Tuesday 28 August 2012

Creamy stuffed conchiglie.


This is a gorgeous dish that I found the recipe for in an old Slimming World recipe book of mine. Since I first bought this book I've always wanted to try this recipe, but I never actually got 'round to doing anything. So I thought it was about time I did! I have altered the recipe a bit for the purpose of making it more calorie-friendly. This recipe originally served 4 people, but the way I made it serves 3. Also the original recipe included bacon, but I used salmon for my Mum and I, and lean ham for my sister. There was 3 clean plates after this meal and I got compliments on it for being so tasty, filling and well presented - by using 6 pasta shells pointing to the center, it can be made to look like petals on a flower. I definitely want to make this meal again! Please give this recipe a bash, it's absolutely delicious - a must-try!

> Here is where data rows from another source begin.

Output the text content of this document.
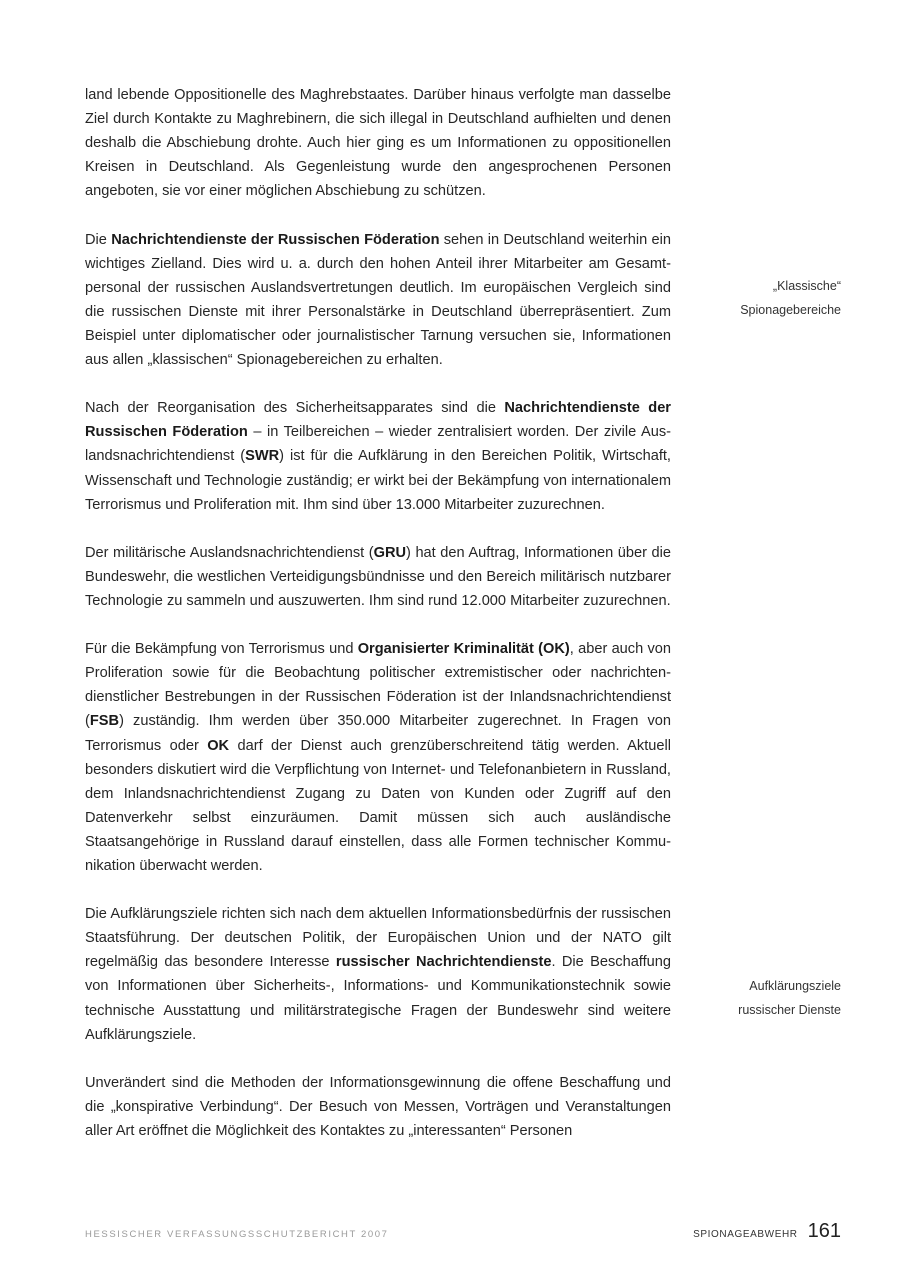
land lebende Oppositionelle des Maghrebstaates. Darüber hinaus verfolgte man dasselbe Ziel durch Kontakte zu Maghrebinern, die sich illegal in Deutschland aufhielten und denen deshalb die Abschiebung drohte. Auch hier ging es um Informationen zu oppositionellen Kreisen in Deutschland. Als Gegenleistung wurde den angesprochenen Personen angeboten, sie vor einer möglichen Abschiebung zu schützen.

Die Nachrichtendienste der Russischen Föderation sehen in Deutschland weiterhin ein wichtiges Zielland. Dies wird u. a. durch den hohen Anteil ihrer Mitarbeiter am Gesamtpersonal der russischen Auslandsvertretungen deutlich. Im europäischen Vergleich sind die russischen Dienste mit ihrer Personalstärke in Deutschland überrepräsentiert. Zum Beispiel unter diplomatischer oder journalistischer Tarnung versuchen sie, Informationen aus allen „klassischen“ Spionagebereichen zu erhalten.

Nach der Reorganisation des Sicherheitsapparates sind die Nachrichtendienste der Russischen Föderation – in Teilbereichen – wieder zentralisiert worden. Der zivile Auslandsnachrichtendienst (SWR) ist für die Aufklärung in den Bereichen Politik, Wirtschaft, Wissenschaft und Technologie zuständig; er wirkt bei der Bekämpfung von internationalem Terrorismus und Proliferation mit. Ihm sind über 13.000 Mitarbeiter zuzurechnen.

Der militärische Auslandsnachrichtendienst (GRU) hat den Auftrag, Informationen über die Bundeswehr, die westlichen Verteidigungsbündnisse und den Bereich militärisch nutzbarer Technologie zu sammeln und auszuwerten. Ihm sind rund 12.000 Mitarbeiter zuzurechnen.

Für die Bekämpfung von Terrorismus und Organisierter Kriminalität (OK), aber auch von Proliferation sowie für die Beobachtung politischer extremistischer oder nachrichtendienstlicher Bestrebungen in der Russischen Föderation ist der Inlandsnachrichtendienst (FSB) zuständig. Ihm werden über 350.000 Mitarbeiter zugerechnet. In Fragen von Terrorismus oder OK darf der Dienst auch grenzüberschreitend tätig werden. Aktuell besonders diskutiert wird die Verpflichtung von Internet- und Telefonanbietern in Russland, dem Inlandsnachrichtendienst Zugang zu Daten von Kunden oder Zugriff auf den Datenverkehr selbst einzuräumen. Damit müssen sich auch ausländische Staatsangehörige in Russland darauf einstellen, dass alle Formen technischer Kommunikation überwacht werden.

Die Aufklärungsziele richten sich nach dem aktuellen Informationsbedürfnis der russischen Staatsführung. Der deutschen Politik, der Europäischen Union und der NATO gilt regelmäßig das besondere Interesse russischer Nachrichtendienste. Die Beschaffung von Informationen über Sicherheits-, Informations- und Kommunikationstechnik sowie technische Ausstattung und militärstrategische Fragen der Bundeswehr sind weitere Aufklärungsziele.

Unverändert sind die Methoden der Informationsgewinnung die offene Beschaffung und die „konspirative Verbindung“. Der Besuch von Messen, Vorträgen und Veranstaltungen aller Art eröffnet die Möglichkeit des Kontaktes zu „interessanten“ Personen

„Klassische“
Spionagebereiche
Aufklärungsziele
russischer Dienste
HESSISCHER VERFASSUNGSSCHUTZBERICHT 2007	SPIONAGEABWEHR 161
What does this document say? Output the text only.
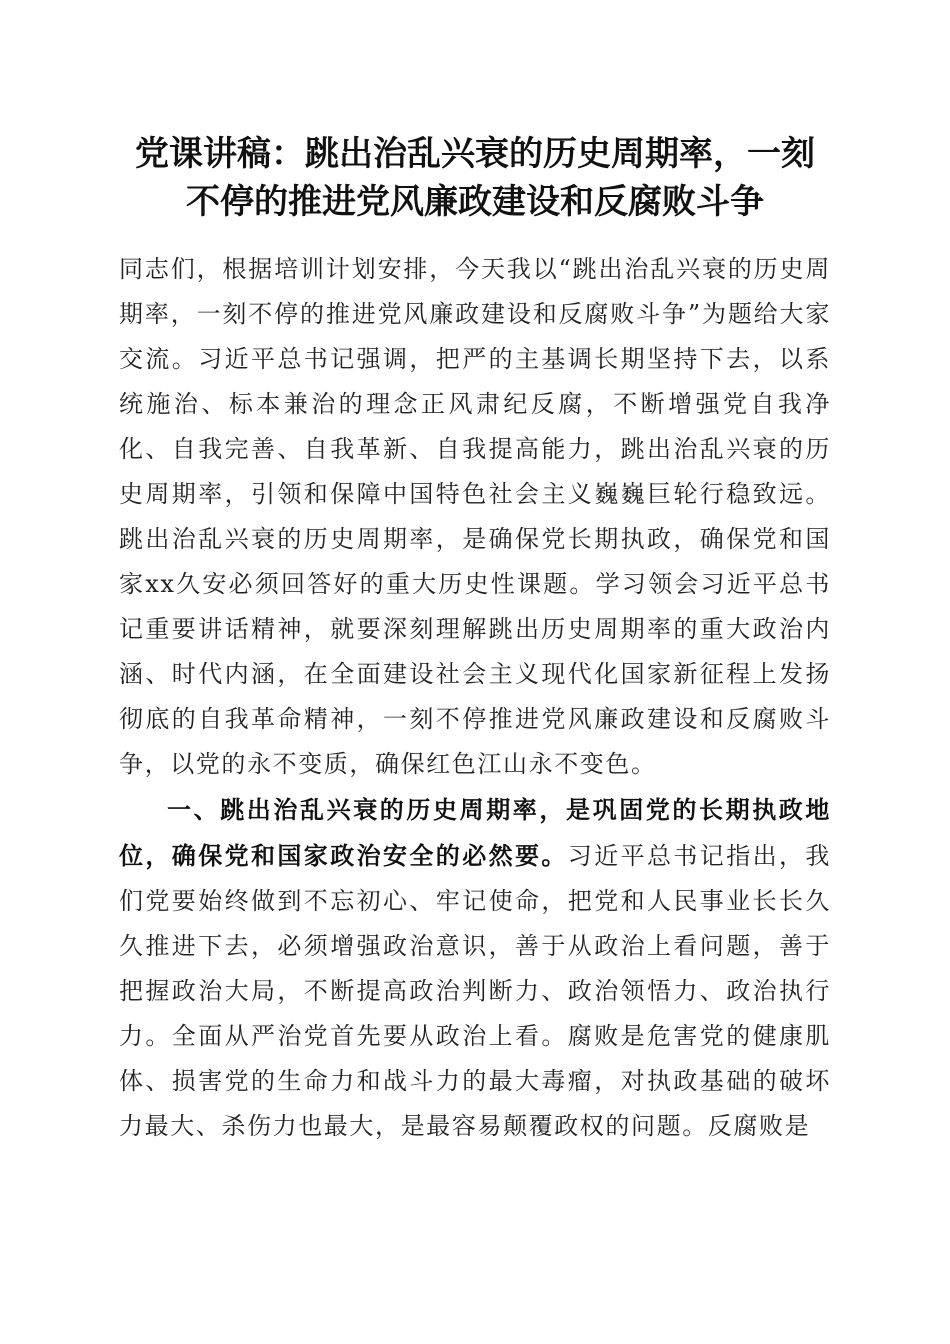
党课讲稿：跳出治乱兴衰的历史周期率，一刻
不停的推进党风廉政建设和反腐败斗争

同志们，根据培训计划安排，今天我以“跳出治乱兴衰的历史周期率，一刻不停的推进党风廉政建设和反腐败斗争”为题给大家交流。习近平总书记强调，把严的主基调长期坚持下去，以系统施治、标本兼治的理念正风肃纪反腐，不断增强党自我净化、自我完善、自我革新、自我提高能力，跳出治乱兴衰的历史周期率，引领和保障中国特色社会主义巍巍巨轮行稳致远。跳出治乱兴衰的历史周期率，是确保党长期执政，确保党和国家xx久安必须回答好的重大历史性课题。学习领会习近平总书记重要讲话精神，就要深刻理解跳出历史周期率的重大政治内涵、时代内涵，在全面建设社会主义现代化国家新征程上发扬彻底的自我革命精神，一刻不停推进党风廉政建设和反腐败斗争，以党的永不变质，确保红色江山永不变色。

一、跳出治乱兴衰的历史周期率，是巩固党的长期执政地位，确保党和国家政治安全的必然要。习近平总书记指出，我们党要始终做到不忘初心、牢记使命，把党和人民事业长长久久推进下去，必须增强政治意识，善于从政治上看问题，善于把握政治大局，不断提高政治判断力、政治领悟力、政治执行力。全面从严治党首先要从政治上看。腐败是危害党的健康肌体、损害党的生命力和战斗力的最大毒瘤，对执政基础的破坏力最大、杀伤力也最大，是最容易颠覆政权的问题。反腐败是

The meal made with the recipe below serves 3 and, without the salmon is 332kcal per serving and with the salmon is 427kcal per serving.


Ingredients:
- 18 dried giant pasta shells
- 125g spinach
- 176g extra light Philidelphia
- 1 tsp dried mixed herbs
- salt and freshly ground black pepper
- 30g lighter Cathedral City cheddar cheese
- 114g salmon
- fry light
- 1 medium onion, finely chopped
- 1 garlic clove, crushed
- 213g passata



Method:
1. Cook the pasta shells according to the packet instructions, about 8-10 minutes, then drain and leave to cool. Cook the salmon on the grill with fry light, making sure it's cooked right through. Set aside. When cool, flake the salmon and place into a bowl. (Alternatively you can use other meat/fish/vegetarian filling other than salmon. My sister had ham with hers, as she isn't a fish lover. I just chopped the pre-cooked ham up into small pieces and placed into a bowl).
2. Wash and dry the spinach leaves and place in a large pan over a low heat. Cover and cook, shaking the pan occasionally, for 2-3 minutes, until the leave wilt and turn bright green. Drain in a colander, pressing down with a saucer to squeeze out any water. Chop the spinach and add to the salmon.
3. Stir in the Philidelphia and herbs and season to taste. Spoon the salmon and spinach mixture into the pasta shells and sprinkle the cheese over the top. Place under a preheated grill for 3 minutes or until lightly browned and heated through.
4. To make the tomato sauce; spray a saucepan with Fry Light, add the onion and garlic and cook for approximately 8-10 minutes until golden. Stir in the passata and simmer for 10 minutes. To serve, divide the sauce between three plates and place the pasta shells on top.